No. For example, take the ring of $2\times 2$ matrices over the even integers, $2\mathbb{Z}$. Let $J$ be the subring of all matrices of the form
$$\left(\begin{array}{cc}
2a & 4b\\
4c & 4d
\end{array}\right)$$
with $a,b,c,d\in\mathbb{Z}$. This is an ideal, since it is plainly a subgroup, and
$$\begin{align*}
\left(\begin{array}{cc}
2\alpha & 2\beta\\
2\gamma & 2\delta\end{array}\right)\left(\begin{array}{cc}
2a & 4b\\
4c & 4d
\end{array}\right) &= \left(\begin{array}{cc}
4(\alpha a + 2\beta c) & 8(\alpha b + \beta d)\\
4(\gamma a + 2\delta c) & 8(\gamma b + \delta d)

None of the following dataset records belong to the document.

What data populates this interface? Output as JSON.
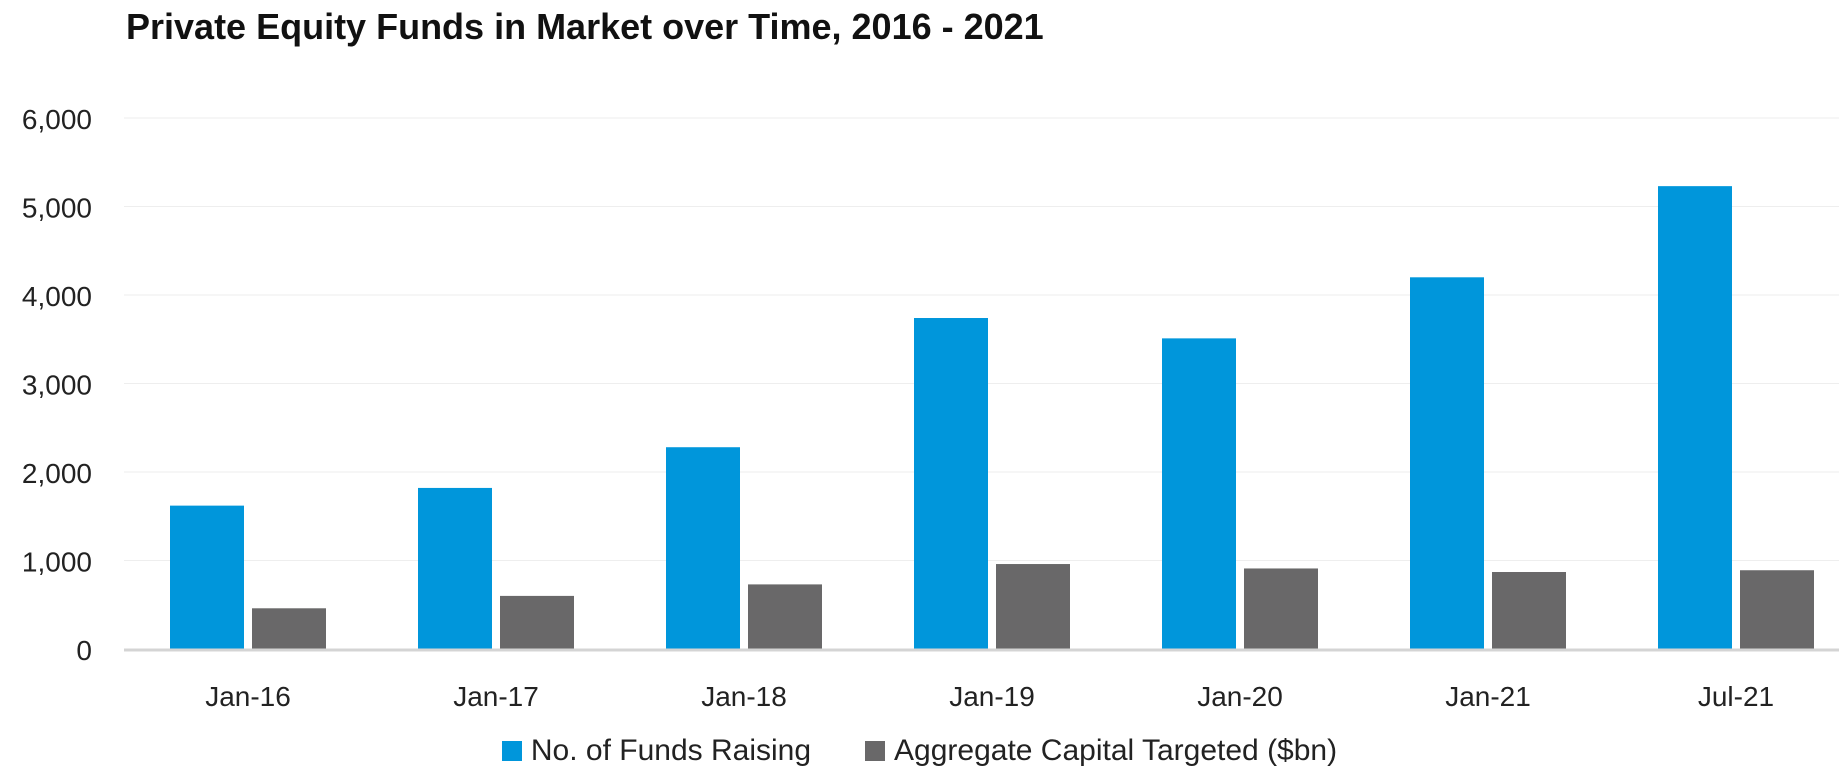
{
  "chart_data": {
    "type": "bar",
    "title": "Private Equity Funds in Market over Time, 2016 - 2021",
    "categories": [
      "Jan-16",
      "Jan-17",
      "Jan-18",
      "Jan-19",
      "Jan-20",
      "Jan-21",
      "Jul-21"
    ],
    "series": [
      {
        "name": "No. of Funds Raising",
        "color": "#0096db",
        "values": [
          1620,
          1820,
          2280,
          3740,
          3510,
          4200,
          5230
        ]
      },
      {
        "name": "Aggregate Capital Targeted ($bn)",
        "color": "#696869",
        "values": [
          460,
          600,
          730,
          960,
          910,
          870,
          890
        ]
      }
    ],
    "yticks": [
      "0",
      "1,000",
      "2,000",
      "3,000",
      "4,000",
      "5,000",
      "6,000"
    ],
    "ylim": [
      0,
      6000
    ],
    "grid": true,
    "legend_position": "bottom"
  }
}
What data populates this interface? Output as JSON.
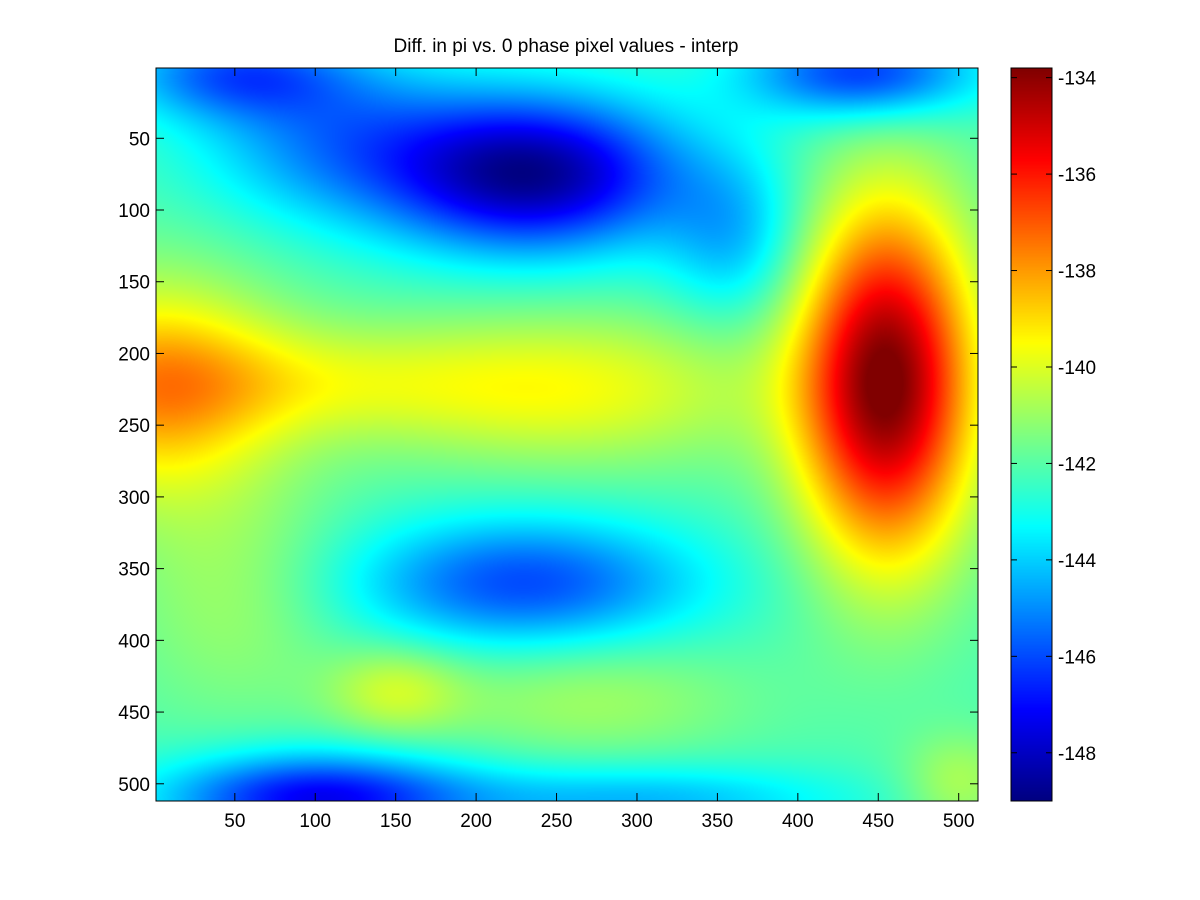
{
  "chart_data": {
    "type": "heatmap",
    "title": "Diff. in pi vs. 0 phase pixel values - interp",
    "xlabel": "",
    "ylabel": "",
    "colormap": "jet",
    "xlim": [
      1,
      512
    ],
    "ylim": [
      512,
      1
    ],
    "y_axis_direction": "top-to-bottom",
    "x_ticks": [
      50,
      100,
      150,
      200,
      250,
      300,
      350,
      400,
      450,
      500
    ],
    "y_ticks": [
      50,
      100,
      150,
      200,
      250,
      300,
      350,
      400,
      450,
      500
    ],
    "colorbar": {
      "range": [
        -149,
        -133.8
      ],
      "ticks": [
        -134,
        -136,
        -138,
        -140,
        -142,
        -144,
        -146,
        -148
      ]
    },
    "base_value": -142.2,
    "features": [
      {
        "x": 455,
        "y": 220,
        "sx": 38,
        "sy": 85,
        "amp": 8.5
      },
      {
        "x": 0,
        "y": 225,
        "sx": 55,
        "sy": 55,
        "amp": 3.8
      },
      {
        "x": 90,
        "y": 220,
        "sx": 90,
        "sy": 28,
        "amp": 1.6
      },
      {
        "x": 260,
        "y": 225,
        "sx": 90,
        "sy": 38,
        "amp": 2.4
      },
      {
        "x": 150,
        "y": 435,
        "sx": 30,
        "sy": 22,
        "amp": 1.8
      },
      {
        "x": 270,
        "y": 440,
        "sx": 70,
        "sy": 30,
        "amp": 1.3
      },
      {
        "x": 50,
        "y": 370,
        "sx": 50,
        "sy": 60,
        "amp": 1.2
      },
      {
        "x": 235,
        "y": 75,
        "sx": 65,
        "sy": 38,
        "amp": -6.5
      },
      {
        "x": 110,
        "y": 50,
        "sx": 60,
        "sy": 40,
        "amp": -2.6
      },
      {
        "x": 50,
        "y": 5,
        "sx": 50,
        "sy": 22,
        "amp": -3.2
      },
      {
        "x": 440,
        "y": 5,
        "sx": 50,
        "sy": 22,
        "amp": -4.2
      },
      {
        "x": 360,
        "y": 120,
        "sx": 30,
        "sy": 40,
        "amp": -2.0
      },
      {
        "x": 230,
        "y": 360,
        "sx": 75,
        "sy": 32,
        "amp": -3.8
      },
      {
        "x": 100,
        "y": 510,
        "sx": 65,
        "sy": 22,
        "amp": -5.0
      },
      {
        "x": 300,
        "y": 512,
        "sx": 90,
        "sy": 18,
        "amp": -2.2
      },
      {
        "x": 500,
        "y": 500,
        "sx": 25,
        "sy": 25,
        "amp": 1.5
      }
    ]
  }
}
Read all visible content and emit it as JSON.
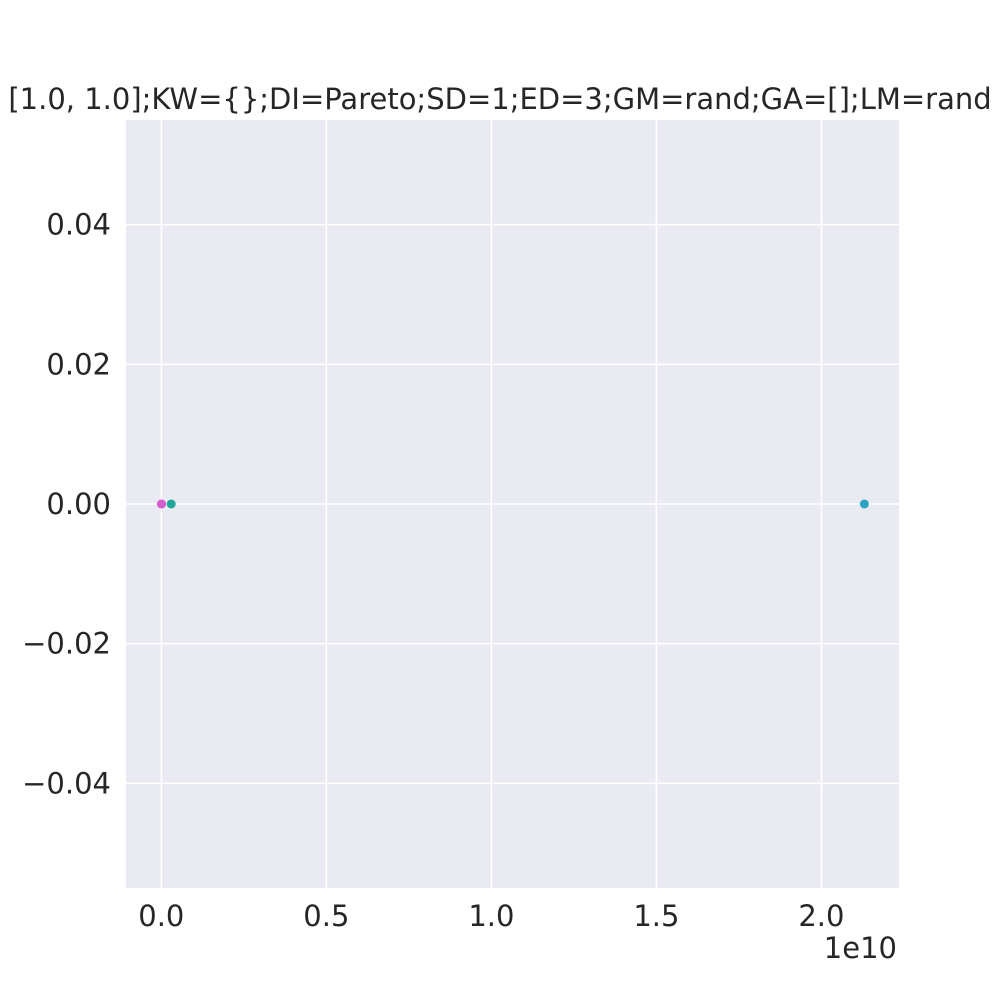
{
  "chart_data": {
    "type": "scatter",
    "title": "[1.0, 1.0];KW={};DI=Pareto;SD=1;ED=3;GM=rand;GA=[];LM=rand",
    "xlabel": "",
    "ylabel": "",
    "x_offset_label": "1e10",
    "x_tick_values": [
      0.0,
      0.5,
      1.0,
      1.5,
      2.0
    ],
    "x_tick_labels": [
      "0.0",
      "0.5",
      "1.0",
      "1.5",
      "2.0"
    ],
    "y_tick_values": [
      0.04,
      0.02,
      0.0,
      -0.02,
      -0.04
    ],
    "y_tick_labels": [
      "0.04",
      "0.02",
      "0.00",
      "−0.02",
      "−0.04"
    ],
    "xlim": [
      -0.107,
      2.235
    ],
    "ylim": [
      -0.055,
      0.055
    ],
    "grid": true,
    "background_color": "#eaeaf2",
    "points": [
      {
        "x": 0.0,
        "y": 0.0,
        "color": "#e377c2"
      },
      {
        "x": 0.001,
        "y": 0.0,
        "color": "#d45fd0"
      },
      {
        "x": 0.03,
        "y": 0.0,
        "color": "#1fa79a"
      },
      {
        "x": 2.13,
        "y": 0.0,
        "color": "#2ca3c6"
      }
    ]
  }
}
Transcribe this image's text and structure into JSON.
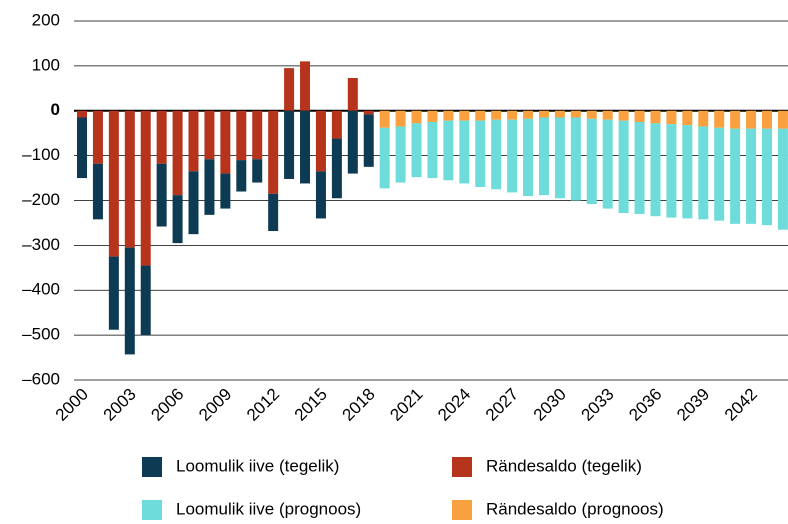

\end{array}\right)\in J,\\
\left(\begin{array}{cc}
2a & 4b\\
4c & 4d
\end{array}\right)\left(\begin{array}{cc}
2\alpha & 2\beta\\
2\gamma & 2\delta
\end{array}\right) &= \left(\begin{array}{cc}
4(\alpha a+2\gamma b) & 4(\beta a + 2 \delta b)\\
8(\alpha c + \gamma d) & 8(\beta c + \delta d)
\end{array}\right)\in J.
\end{align*}$$
However, $J$ is not of the form $M_2(I)$ for an ideal $I$ of $2\mathbb{Z}$.